Did you know Government Kilpauk Medical College was set up solely for women?
It was designed on the lines of Lady Hardinge Medical College for Women in Delhi. But a series of protests by the women students forced the then State government to turn it into a co-educational institution on the lines of Madras Medical College and Stanley Medical College.
The origins of the college date to 1925, when the Raja of Panagal, pleased with the services of his personal physician Srinivasamurthi, donated the land now housing the college and hospital. And a School of Indian Medicine was set up.
Subsequently, in 1948, the government introduced an integrated course, including allopathic system. Students had to study allopathy compulsorily along with Ayurveda, Siddha or Unani systems.
The college underwent several name changes until in 1953 it came to be known as College of Integrated Medicine.
Paediatric gastroenterologist V.S. Shankaranarayanan, who joined the college in 1956, said a third of the students in his class opted for Indian medicine. By the time his batch graduated, the government had introduced a diploma in medicine and surgery and MBBS.
Students had to forgo 18 months of their study to join the MBBS course, or continue with the diploma.
Around 300 students who continued like him later took a condensed MBBS course offered at Chengalpet Medical College to graduate as full-fledged MBBS doctors.
In 1965, the college was converted into a women’s medical college.
Two years later, the women students began protesting, appealing to the government that the college be converted into a co-educational institution.
Shanthi Vijayalakshmi, of the 1966-71 batch, and Tahera Begum, former head of forensic medicine at MMC, said over 100 women students petitioned the then education and health ministers as the medicos had difficulty examining male patients.
“We had inhibitions about examining male patients.

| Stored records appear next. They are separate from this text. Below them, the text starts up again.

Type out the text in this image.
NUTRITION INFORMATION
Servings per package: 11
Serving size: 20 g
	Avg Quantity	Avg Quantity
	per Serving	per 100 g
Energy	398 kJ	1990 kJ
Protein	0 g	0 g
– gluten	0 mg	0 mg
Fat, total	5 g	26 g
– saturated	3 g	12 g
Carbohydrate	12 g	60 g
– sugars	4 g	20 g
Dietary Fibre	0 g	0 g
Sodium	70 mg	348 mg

We had to depend on the ‘ayahs’ and senior nurses. MMC and Stanley admitted men so we demanded KMC also follow suit,” said Dr. Shanthi.
The girls went on a procession twice, from Marina beach to the Secretariat, to attract the government’s attention. It took four years for the government to change its mind. Finally, when Dr. Begum was in her final year in 1971-72, the college began admitting boys.
On Sunday, the alumni will meet in the college to dedicate themselves to social activities. “The meet is titled ‘Vizhudugal’ to denote the roots of the banyan tree which stands at the heart of the college,” said Prasad Manne, joint secretary of the alumni association.
After the cyclone last year, the alumni funded the conservation of the tree.